Like every other field of activity, the fertility community took a breath, stepped back but then thought, what next?. Our biological clocks didn’t stop for Covid-19 and as each day and month passed the ticking got a little louder. Patients sought assurances, answers. Professionals did their best to comfort but the virus caused uncertainty and this uncertainty which began as a ripple, then raged across the tightly knitted fertility community.

Trying to conceive and failing is one of the most stressful emotions you can experience and historically it was an emotion that wasn’t shared, even among close family and friends. I brushed against the fertility field as a patient twenty years ago and ten years later as a professional. In that time there was a noticeable shift in the way individuals and society viewed infertility. As more of us were becoming affected by it, the more fertility stepped out of the shadows. In short, fertility joined the mainstream.

A new profession was born. ‘Fertility Specialist’ became a title not solely owned by the medical doctor; now it began to be adopted by a new crowd of individuals and agencies offering emotional support, coaching and even fertility travel, my own area of interest. This groundswell of people queing up to share information and advice on every aspect of infertility meant that in many ways the fertility patient too, became a Fertility Specialist. Infertility had arrived and we were at last beginning to talk about it.

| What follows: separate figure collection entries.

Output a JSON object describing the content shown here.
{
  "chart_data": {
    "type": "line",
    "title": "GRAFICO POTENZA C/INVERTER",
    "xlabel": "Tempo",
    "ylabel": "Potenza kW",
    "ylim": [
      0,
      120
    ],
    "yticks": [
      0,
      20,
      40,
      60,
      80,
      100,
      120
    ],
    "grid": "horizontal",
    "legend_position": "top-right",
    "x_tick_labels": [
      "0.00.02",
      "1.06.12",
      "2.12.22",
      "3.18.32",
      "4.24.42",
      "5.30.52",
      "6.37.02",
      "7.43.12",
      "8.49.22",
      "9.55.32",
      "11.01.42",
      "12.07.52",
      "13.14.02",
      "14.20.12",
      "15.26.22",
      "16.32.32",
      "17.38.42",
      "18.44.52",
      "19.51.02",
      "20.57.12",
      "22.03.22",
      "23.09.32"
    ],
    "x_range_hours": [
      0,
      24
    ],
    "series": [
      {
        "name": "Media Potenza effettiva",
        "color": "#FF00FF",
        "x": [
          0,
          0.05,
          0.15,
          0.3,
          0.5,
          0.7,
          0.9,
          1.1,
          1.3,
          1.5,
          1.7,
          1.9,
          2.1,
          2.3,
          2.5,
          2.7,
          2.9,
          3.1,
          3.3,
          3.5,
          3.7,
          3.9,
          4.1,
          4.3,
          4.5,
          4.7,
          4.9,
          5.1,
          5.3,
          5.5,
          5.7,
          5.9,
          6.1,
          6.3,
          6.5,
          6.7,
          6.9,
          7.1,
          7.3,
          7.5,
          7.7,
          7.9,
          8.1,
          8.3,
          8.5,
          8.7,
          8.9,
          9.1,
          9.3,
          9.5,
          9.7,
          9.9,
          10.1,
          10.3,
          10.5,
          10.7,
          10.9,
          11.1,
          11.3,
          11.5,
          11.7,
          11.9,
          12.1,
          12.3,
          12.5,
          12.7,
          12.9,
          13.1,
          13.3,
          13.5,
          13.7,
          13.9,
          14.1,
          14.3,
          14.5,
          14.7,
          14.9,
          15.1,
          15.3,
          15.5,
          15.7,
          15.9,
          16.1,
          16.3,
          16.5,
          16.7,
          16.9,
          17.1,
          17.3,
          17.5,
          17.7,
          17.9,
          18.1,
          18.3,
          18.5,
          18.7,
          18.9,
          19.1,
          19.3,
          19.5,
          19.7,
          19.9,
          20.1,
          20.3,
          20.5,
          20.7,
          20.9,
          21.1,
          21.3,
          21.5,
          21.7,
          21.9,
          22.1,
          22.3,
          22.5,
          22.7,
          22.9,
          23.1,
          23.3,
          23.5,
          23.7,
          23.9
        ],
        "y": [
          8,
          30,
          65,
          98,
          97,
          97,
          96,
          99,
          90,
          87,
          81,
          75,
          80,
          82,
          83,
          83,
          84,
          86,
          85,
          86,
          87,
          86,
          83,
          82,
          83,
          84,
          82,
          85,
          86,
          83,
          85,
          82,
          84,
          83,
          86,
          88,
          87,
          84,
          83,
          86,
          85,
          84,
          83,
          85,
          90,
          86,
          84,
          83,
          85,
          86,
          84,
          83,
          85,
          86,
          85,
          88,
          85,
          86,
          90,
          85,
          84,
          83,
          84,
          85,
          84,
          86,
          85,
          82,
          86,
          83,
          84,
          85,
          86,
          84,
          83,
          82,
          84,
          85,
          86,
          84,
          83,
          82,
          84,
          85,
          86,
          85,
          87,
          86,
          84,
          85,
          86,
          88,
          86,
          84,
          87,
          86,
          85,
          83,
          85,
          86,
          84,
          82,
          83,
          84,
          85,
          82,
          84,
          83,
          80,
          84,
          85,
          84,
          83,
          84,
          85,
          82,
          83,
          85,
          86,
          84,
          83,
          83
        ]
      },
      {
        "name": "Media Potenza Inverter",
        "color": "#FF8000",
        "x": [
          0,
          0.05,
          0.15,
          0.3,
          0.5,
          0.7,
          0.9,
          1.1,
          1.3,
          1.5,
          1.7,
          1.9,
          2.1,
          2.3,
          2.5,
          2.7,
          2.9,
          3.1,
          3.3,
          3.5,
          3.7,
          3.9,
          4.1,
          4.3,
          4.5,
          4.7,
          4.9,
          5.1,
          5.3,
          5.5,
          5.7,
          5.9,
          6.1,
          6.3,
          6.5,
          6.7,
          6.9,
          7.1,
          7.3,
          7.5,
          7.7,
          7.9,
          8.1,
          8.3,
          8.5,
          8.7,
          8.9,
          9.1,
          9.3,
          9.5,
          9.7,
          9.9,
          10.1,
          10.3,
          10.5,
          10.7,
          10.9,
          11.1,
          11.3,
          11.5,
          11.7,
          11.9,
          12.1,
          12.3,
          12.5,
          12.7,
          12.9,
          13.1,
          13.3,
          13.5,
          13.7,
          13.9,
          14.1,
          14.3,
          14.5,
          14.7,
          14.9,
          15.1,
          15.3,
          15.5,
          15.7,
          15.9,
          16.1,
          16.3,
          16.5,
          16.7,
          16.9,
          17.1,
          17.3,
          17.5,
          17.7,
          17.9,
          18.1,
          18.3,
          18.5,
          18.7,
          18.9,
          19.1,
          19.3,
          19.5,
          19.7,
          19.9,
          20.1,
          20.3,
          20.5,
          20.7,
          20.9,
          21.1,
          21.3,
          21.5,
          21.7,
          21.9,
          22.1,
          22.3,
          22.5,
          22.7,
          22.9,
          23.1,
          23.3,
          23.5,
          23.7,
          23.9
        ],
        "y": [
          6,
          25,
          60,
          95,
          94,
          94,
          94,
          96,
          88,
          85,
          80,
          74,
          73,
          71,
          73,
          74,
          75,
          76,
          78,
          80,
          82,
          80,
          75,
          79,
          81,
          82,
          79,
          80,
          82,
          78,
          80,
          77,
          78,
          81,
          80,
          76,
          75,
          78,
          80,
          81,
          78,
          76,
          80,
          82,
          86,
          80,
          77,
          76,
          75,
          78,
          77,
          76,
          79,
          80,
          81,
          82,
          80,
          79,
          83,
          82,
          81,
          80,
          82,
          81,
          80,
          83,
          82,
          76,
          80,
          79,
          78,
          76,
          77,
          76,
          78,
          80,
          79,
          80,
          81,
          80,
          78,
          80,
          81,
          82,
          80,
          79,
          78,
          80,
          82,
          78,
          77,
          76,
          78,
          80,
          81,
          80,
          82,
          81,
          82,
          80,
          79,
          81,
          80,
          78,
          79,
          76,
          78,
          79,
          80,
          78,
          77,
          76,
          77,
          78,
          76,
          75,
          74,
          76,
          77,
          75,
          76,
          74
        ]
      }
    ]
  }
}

Then, bang. Coronavirus reared its ugly head and started to have a real impact on people’s ability to access time limited fertility treatment. Older patients wondered if they were going to be ‘too old’ to get their treatment – Even (good) private clinics now have an upper age limit for patients – others were anxious about their ‘frozen’ embryos stored in laboratories and others speculated whether treatment would actually start again.

 The fertility community was crying out for a ‘cure’ like the rest of society. Their cure however didn’t come in a syringe, it emerged in the form of the Webinar. After weeks of uncertainty the webinar became the school yard for adults interested in fertility, an online haven for ideas, rants, frustrations, tears but also for reassurance, comfort and support.

My inbox and social media platforms bulged daily with invites to Insta Lives, Zooms, and Teams sent from all over the world. Speaking as a ‘Boomer’ I was blown away, telemedicine had suddenly come of age and patients were beginning to benefit from online services that hadn’t existed six months previously. Clinics and clinicians were talking to patients in their own homes; patients were talking to each other in safe, private environments and couples were ordering products designed to offer the promise of parenthood.

Webinars were running headlong towards the sombre spectre of Covid-19 and there was a great sense of togetherness and community. Some great examples of education and support were provided; myivfanswers.com launched over 250 videos and webinars that brought together ‘proper’ fertility specialists from all over the world. Closer to home, ‘The Man cave’ Instagram webinars offered the inspirational and honest thoughts of a male fertility patient.

Six months after the first wave of fertility webinars there appears to be no wane in the number of webinars and videos going live. A recent conversation with a colleague, and the reason behind this article, got me thinking, are we beginning to feel the strain of too many webinars? My eyes glazed when he calmly announced that he had spoken at 42 webinars in the previous three weeks, quite a feat at two a day. I wondered what there was left to say.

As the levels of compliance that were upheld by so many in March begin to fray in the face of lockdown yo yo I wonder if the fertility community too has also become tired of the webinar. I have randomly begun to surf Lives and videos and notice invariably there might be 3 people watching, I imagine the presenters disappointment as three become two as I leave.

And as we huncker down for what is likely to be a long winter it will be interesting to see if the fertility webinar can regain and maintain its popularity or whether like Covid it will slowly take a step back into the shadows.

Whilst we wait, my first webinar, ‘It Doesn’t Stop at the Pot’, a male only discussion on male fertility diagnosis and treatment is going live on Wednesday 4 November, to mark the UK’s Fertility Week. I have decided to play rather than to shout from the touchline. Hopefully we will attract a good crowd.

Andrew Coutts is the Chief Executive of the International Fertility Company and a PhD Research student at the Centre for Reproduction Research at the Du Montfort University.